The problem is, however, that the people of such a large and diverse region as ‘Greater Birmingham’ do not speak with one voice. The Greater Birmingham Project includes not just the city of Birmingham or the suburb of Solihul, but also the separate towns of Dudley, West Bromwich and Sutton Coldfield as well as much of the West Midlands and parts of East Staffordshire.

The desire may be to create a regional economy of scale, which warrants attention on a national level, but in so doing, the region ‘created’ could be seen as an artificial entity which rides roughshod over deeply engrained regional identities.

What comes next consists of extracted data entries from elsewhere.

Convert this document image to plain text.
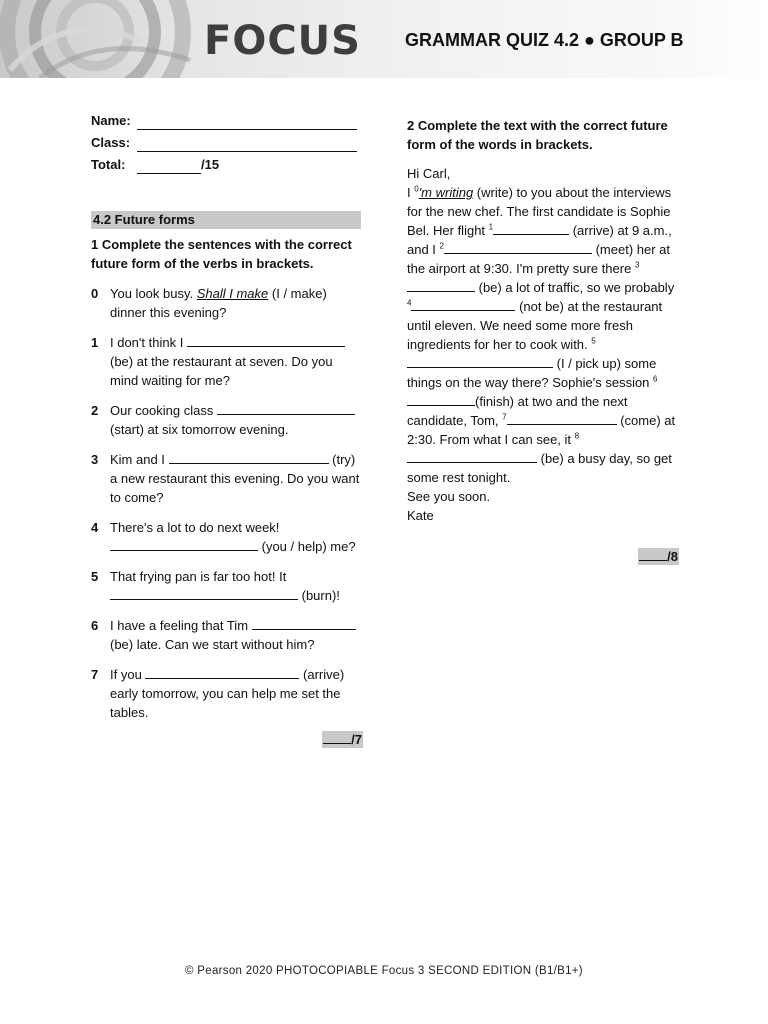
FOCUS GRAMMAR QUIZ 4.2 ● GROUP B
Name:
Class:
Total:	/15
4.2 Future forms
1 Complete the sentences with the correct future form of the verbs in brackets.
0 You look busy. Shall I make (I / make) dinner this evening?
1 I don't think I  (be) at the restaurant at seven. Do you mind waiting for me?
2 Our cooking class  (start) at six tomorrow evening.
3 Kim and I	(try) a new restaurant this evening. Do you want to come?
4 There's a lot to do next week!  (you / help) me?
5 That frying pan is far too hot! It  (burn)!
6 I have a feeling that Tim  (be) late. Can we start without him?
7 If you	(arrive) early tomorrow, you can help me set the tables.
/7
2 Complete the text with the correct future form of the words in brackets.

Hi Carl,

I $^0$'m writing (write) to you about the interviews for the new chef. The first candidate is Sophie Bel. Her flight $^1$	(arrive) at 9 a.m., and I $^2$	(meet) her at the airport at 9:30. I'm pretty sure there $^3$ (be) a lot of traffic, so we probably $^4$	(not be) at the restaurant until eleven. We need some more fresh ingredients for her to cook with. $^5$ (I / pick up) some things on the way there? Sophie's session $^6$(finish) at two and the next candidate, Tom, $^7$	(come) at 2:30. From what I can see, it $^8$ (be) a busy day, so get some rest tonight.

See you soon.

Kate

/8
© Pearson 2020 PHOTOCOPIABLE Focus 3 SECOND EDITION (B1/B1+)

And yet big transport and other growth-oriented investments do need a regional answer. Extensions to motorways and airports can mean big advantages for one town and real drawbacks for its neighbours. The pros and cons must be weighed up in the interests of the region as a whole. The problem is that outside London there’s a distinct lack of established regional democratic infrastructure to aggregate diverse opinion on big distinctively regional issues.

The think tank IPPR has spoken out about the need for: a “Northern ‘Boris figure’” who would “‘speak with one voice’ on behalf of the North”, much like the Mayor of London represents the capital on a national level. Whether or not a Mayor of the North (or, straying into Game of Thrones territory, a Warden of the Midlands?) is the answer, surely the welcome infusion of growth funds into regional economies needs to be matched by an effort to boost democratic regional voice?